All fourLake District horse rides are listed below – click on each one to see a short movie and imagine your day with these magnificent horses:
All the lanes behind our farm are single track, with very little traffic. In between scenic views across open farmland there are sections of these hacks that are lined with hedgerows, teaming with wild life and are very picturesque passing tarns and remote farms. This ride is ideal for times when fell rides and the woodlands are too wet and slippery for the horses. Equally, it’s perfect for anyone who is returning to riding after a break and feels a little concerned about riding in wide open spaces. For their first time back in the saddle these hacks would be ideal. Mostly walk and trot with a canter opportunity toward the end of the hack on canter hill for those who wish and weather conditions permitting.
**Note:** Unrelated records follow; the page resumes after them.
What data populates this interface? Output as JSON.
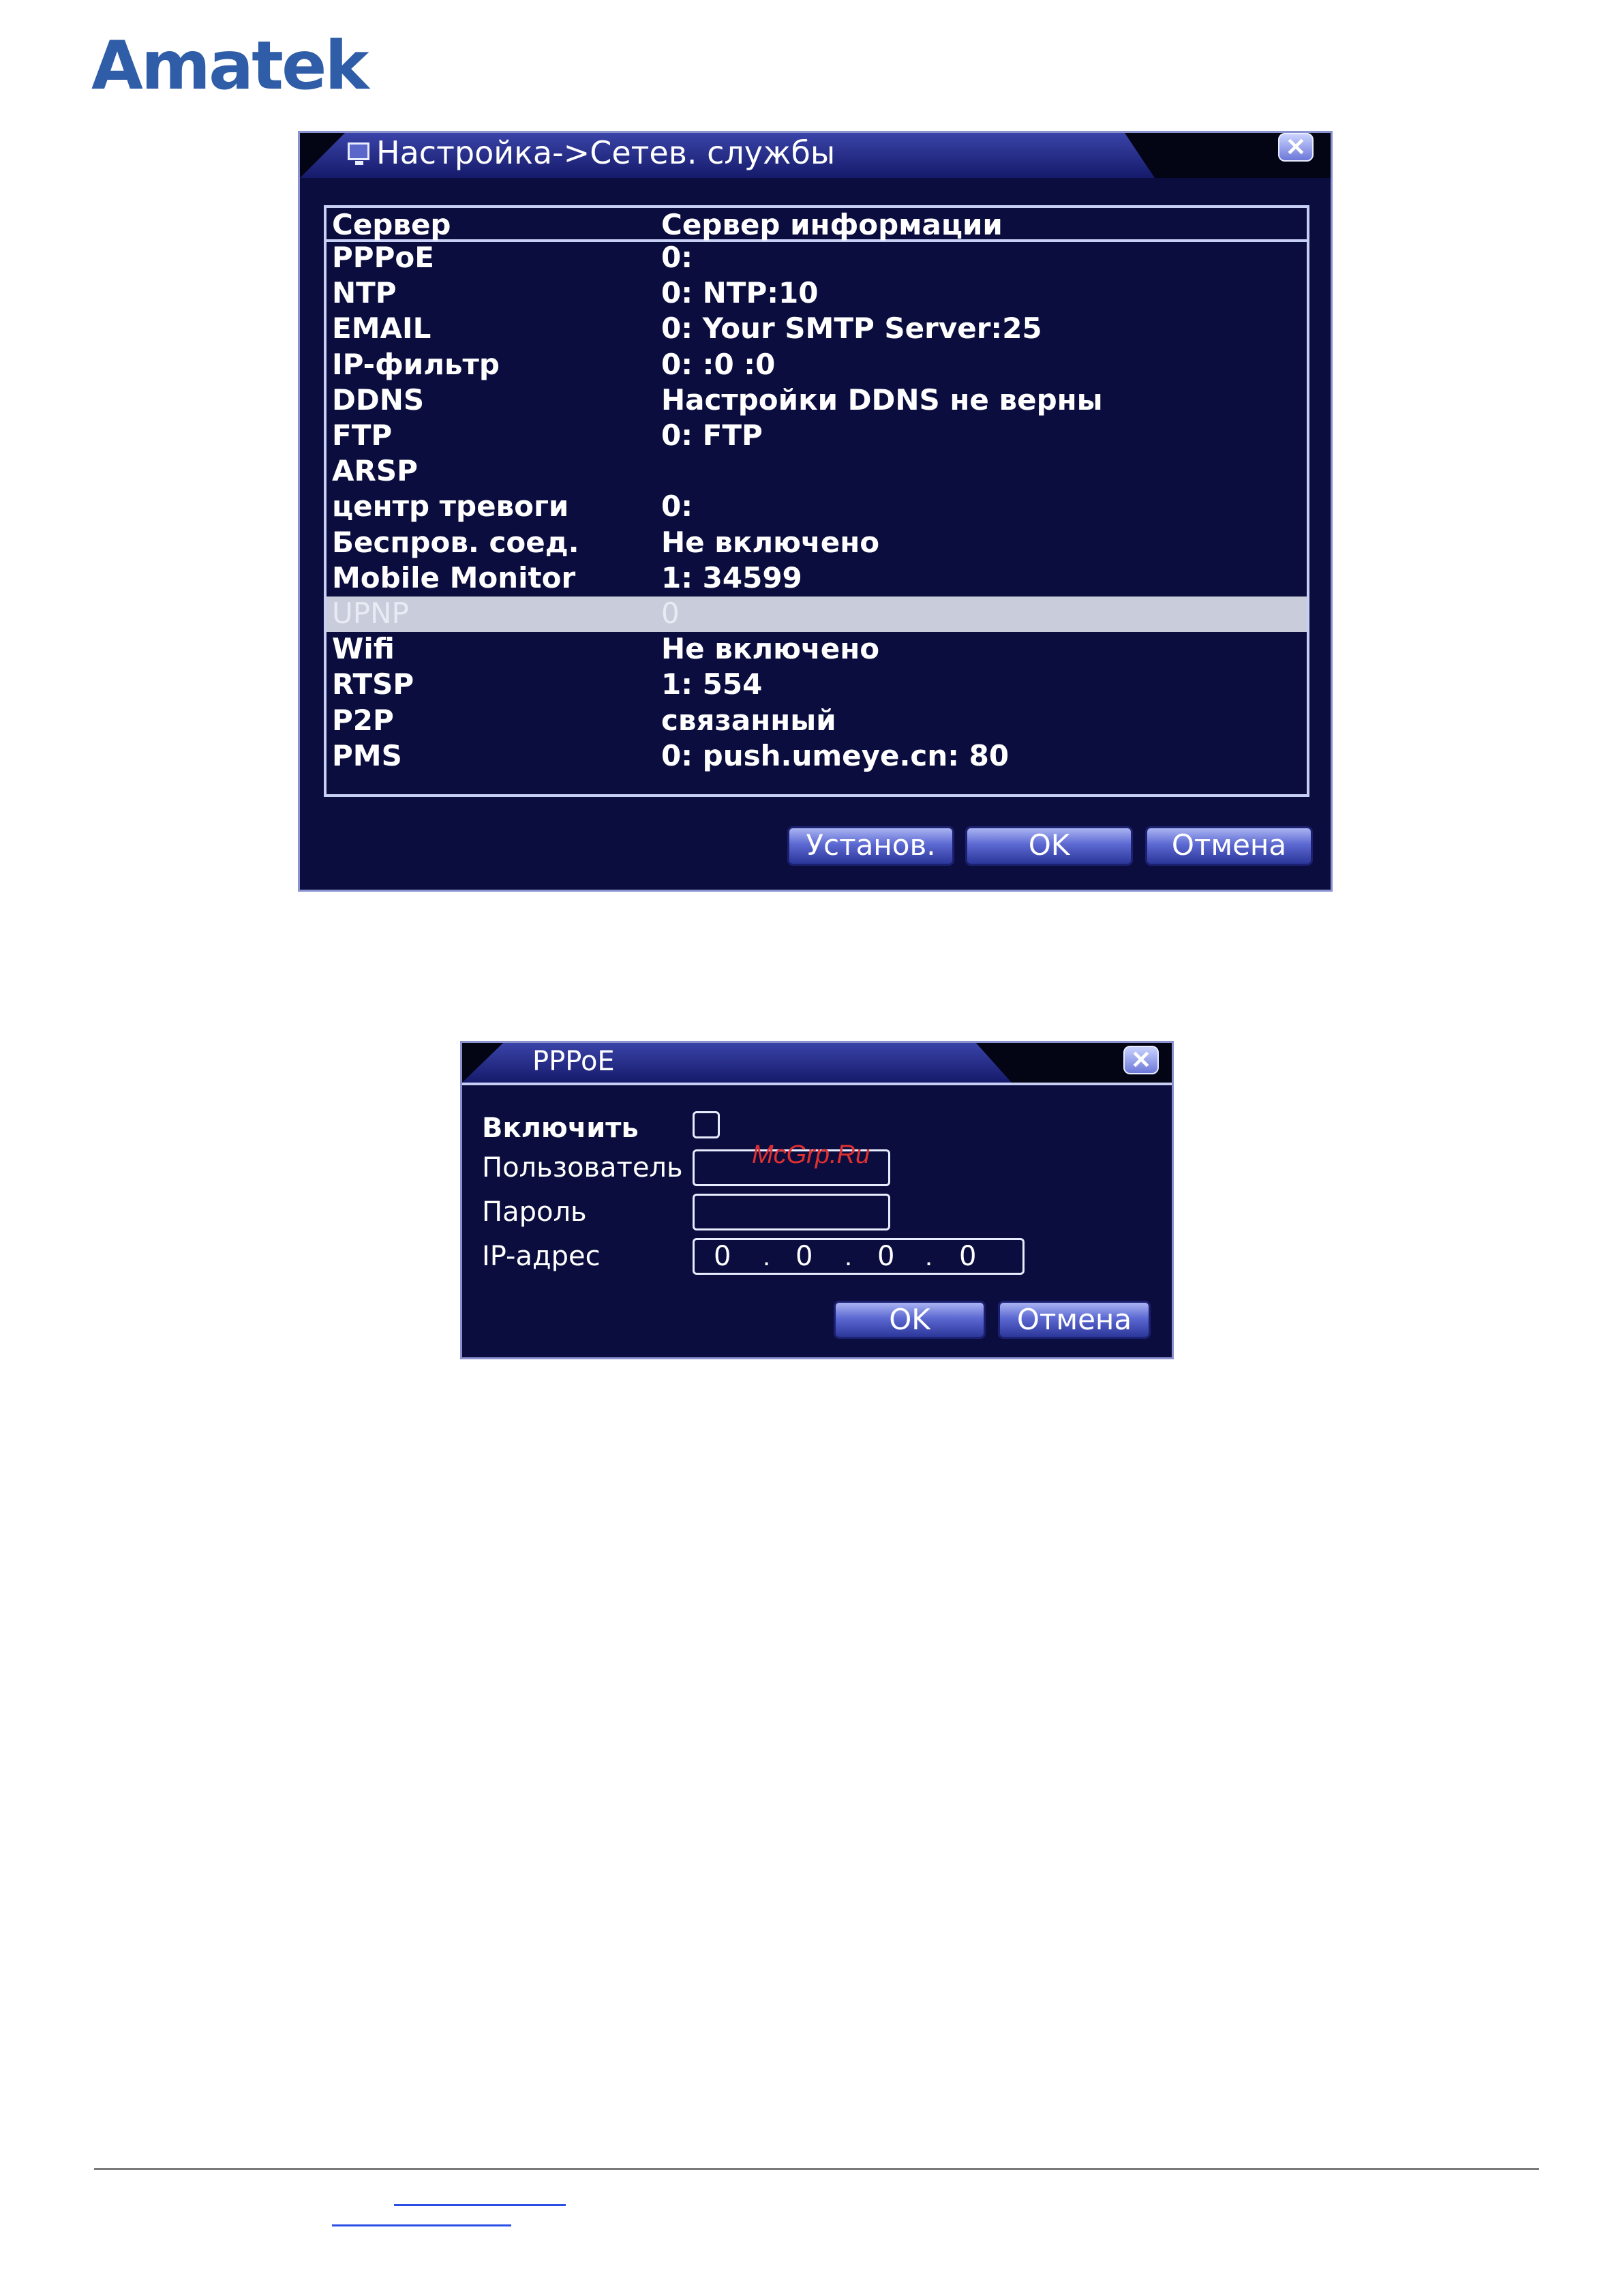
{
  "brand": {
    "logo_text": "Amatek"
  },
  "main_dialog": {
    "title": "Настройка->Сетев. службы",
    "columns": [
      "Сервер",
      "Сервер информации"
    ],
    "rows": [
      {
        "server": "PPPoE",
        "info": "0:"
      },
      {
        "server": "NTP",
        "info": "0: NTP:10"
      },
      {
        "server": "EMAIL",
        "info": "0: Your SMTP Server:25"
      },
      {
        "server": "IP-фильтр",
        "info": "0: :0 :0"
      },
      {
        "server": "DDNS",
        "info": "Настройки DDNS не верны"
      },
      {
        "server": "FTP",
        "info": "0: FTP"
      },
      {
        "server": "ARSP",
        "info": ""
      },
      {
        "server": "центр тревоги",
        "info": "0:"
      },
      {
        "server": "Беспров. соед.",
        "info": "Не включено"
      },
      {
        "server": "Mobile Monitor",
        "info": "1: 34599"
      },
      {
        "server": "UPNP",
        "info": "0",
        "selected": true
      },
      {
        "server": "Wifi",
        "info": "Не включено"
      },
      {
        "server": "RTSP",
        "info": "1: 554"
      },
      {
        "server": "P2P",
        "info": "связанный"
      },
      {
        "server": "PMS",
        "info": "0: push.umeye.cn: 80"
      }
    ],
    "buttons": {
      "setup": "Установ.",
      "ok": "OK",
      "cancel": "Отмена"
    }
  },
  "pppoe_dialog": {
    "title": "PPPoE",
    "enable_label": "Включить",
    "enable_checked": false,
    "user_label": "Пользователь",
    "user_value": "",
    "password_label": "Пароль",
    "password_value": "",
    "ip_label": "IP-адрес",
    "ip": [
      "0",
      "0",
      "0",
      "0"
    ],
    "buttons": {
      "ok": "OK",
      "cancel": "Отмена"
    }
  },
  "watermark": "McGrp.Ru",
  "colors": {
    "dialog_bg": "#0b0d3e",
    "selected_row": "#c8ccdb",
    "logo": "#2f5da7"
  }
}
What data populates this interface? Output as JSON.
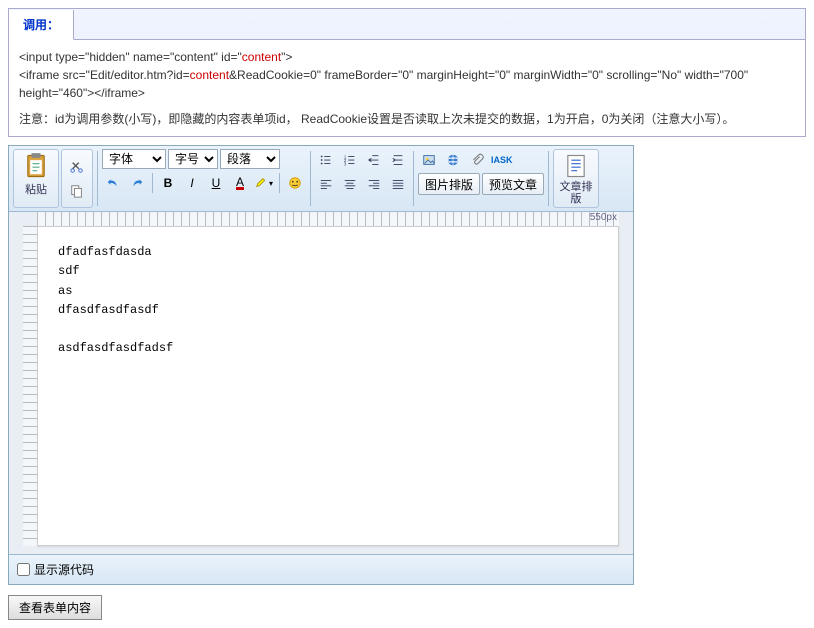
{
  "tab": {
    "label": "调用："
  },
  "code": {
    "line1a": "<input type=\"hidden\" name=\"content\" id=\"",
    "line1b": "content",
    "line1c": "\">",
    "line2a": "<iframe src=\"Edit/editor.htm?id=",
    "line2b": "content",
    "line2c": "&ReadCookie=0\" frameBorder=\"0\" marginHeight=\"0\" marginWidth=\"0\" scrolling=\"No\" width=\"700\" height=\"460\"></iframe>"
  },
  "note": "注意：id为调用参数(小写)，即隐藏的内容表单项id， ReadCookie设置是否读取上次未提交的数据，1为开启，0为关闭（注意大小写）。",
  "toolbar": {
    "paste": "粘贴",
    "font_label": "字体",
    "size_label": "字号",
    "para_label": "段落",
    "pic_layout": "图片排版",
    "preview": "预览文章",
    "article_layout": "文章排版"
  },
  "editor": {
    "width_label": "550px",
    "content": "dfadfasfdasda\nsdf\nas\ndfasdfasdfasdf\n\nasdfasdfasdfadsf"
  },
  "footer": {
    "show_source": "显示源代码"
  },
  "button": {
    "view_form": "查看表单内容"
  }
}
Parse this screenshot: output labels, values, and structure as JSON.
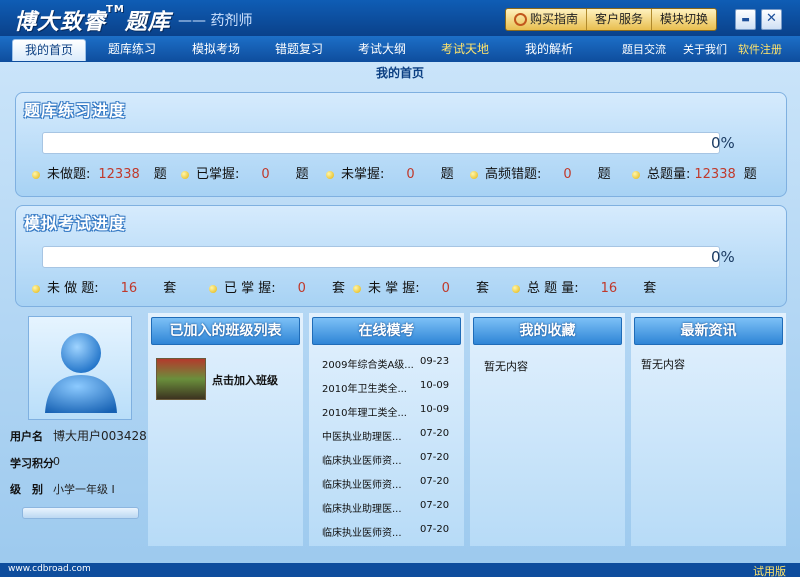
{
  "app": {
    "title": "博大致睿",
    "tm": "TM",
    "title2": "题库",
    "subtitle": "—— 药剂师"
  },
  "topbar": {
    "buy_guide": "购买指南",
    "customer_service": "客户服务",
    "module_switch": "模块切换"
  },
  "window": {
    "minimize": "▬",
    "close": "✕"
  },
  "nav": {
    "tabs": [
      "我的首页",
      "题库练习",
      "模拟考场",
      "错题复习",
      "考试大纲",
      "考试天地",
      "我的解析"
    ],
    "active": "我的首页",
    "right": [
      "题目交流",
      "关于我们",
      "软件注册"
    ]
  },
  "page_title": "我的首页",
  "practice": {
    "title": "题库练习进度",
    "progress": 0,
    "percent_label": "0%",
    "stats": [
      {
        "label": "未做题:",
        "value": "12338",
        "unit": "题"
      },
      {
        "label": "已掌握:",
        "value": "0",
        "unit": "题"
      },
      {
        "label": "未掌握:",
        "value": "0",
        "unit": "题"
      },
      {
        "label": "高频错题:",
        "value": "0",
        "unit": "题"
      },
      {
        "label": "总题量:",
        "value": "12338",
        "unit": "题"
      }
    ]
  },
  "exam": {
    "title": "模拟考试进度",
    "progress": 0,
    "percent_label": "0%",
    "stats": [
      {
        "label": "未 做 题:",
        "value": "16",
        "unit": "套"
      },
      {
        "label": "已 掌 握:",
        "value": "0",
        "unit": "套"
      },
      {
        "label": "未 掌 握:",
        "value": "0",
        "unit": "套"
      },
      {
        "label": "总 题 量:",
        "value": "16",
        "unit": "套"
      }
    ]
  },
  "user": {
    "name_label": "用户名",
    "name_value": "博大用户003428",
    "points_label": "学习积分",
    "points_value": "0",
    "level_label": "级　别",
    "level_value": "小学一年级 I"
  },
  "panels": {
    "classes": {
      "title": "已加入的班级列表",
      "join_label": "点击加入班级"
    },
    "online_exam": {
      "title": "在线模考",
      "items": [
        {
          "name": "2009年综合类A级...",
          "date": "09-23"
        },
        {
          "name": "2010年卫生类全...",
          "date": "10-09"
        },
        {
          "name": "2010年理工类全...",
          "date": "10-09"
        },
        {
          "name": "中医执业助理医...",
          "date": "07-20"
        },
        {
          "name": "临床执业医师资...",
          "date": "07-20"
        },
        {
          "name": "临床执业医师资...",
          "date": "07-20"
        },
        {
          "name": "临床执业助理医...",
          "date": "07-20"
        },
        {
          "name": "临床执业医师资...",
          "date": "07-20"
        }
      ]
    },
    "favorites": {
      "title": "我的收藏",
      "empty": "暂无内容"
    },
    "news": {
      "title": "最新资讯",
      "empty": "暂无内容"
    }
  },
  "status": {
    "url": "www.cdbroad.com",
    "edition": "试用版"
  }
}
This trek takes us up onto the fell over looking Lake Windermere. Just picture the views on this ride – they really have the wow factor! At the top you’ll get a panoramic view, stretching from the sea in the south at Morecambe Bay, around to the Old Man of Coniston and the whole of the Western Lake District, to the Langdale Pikes in the North, then round to the Troutbeck Valley, Kentmere and the Howgills over in the East. It arguably one on the best views from horse back you will see in the Lakes, a perfect photo opportunity!
We ride by the tarn where we usually see and hear the screech of buzzards overhead, and sometimes skylarks, hare and deer. As we are up on the fell the terrain is more suited to walk and trot but if the riders ability is up for it, we do have a few canter opportunities.
This plantation has been established for many years but in the year 2000 lots of young trees were planted as part of a millennium project. Young ash, holly, oak, and many more species are now growing amongst more established trees. Our paths cross-cross this 46 acre wood through the ferns and heather, which are particularly spectacular in the late summer and autumn.
The terrain is undulating and varied and offers something a little different, there aren’t many places left where you can ride through unspoilt woods on unmade paths. Imagine seeing hare, deer and both green woodpeckers and their lesser spotted friends. On this hack, as you need to pick your way carefully through the trees and undergrowth walking is the only possible pace but there will be plenty of opportunity for trots and canters on our return should riders wish and weather permitting.
Whasdyke wood is situated to the side of our farm and has a bridle path running through it. It is a traditional old English deciduous wood filled with lots of native species. In the spring it is a carpet of bluebells and fragranced with a mass of wild garlic.
We ride through this to the lanes and fields beyond where we be able to have lots of trots and a few canters if the riders wish with views across open countryside.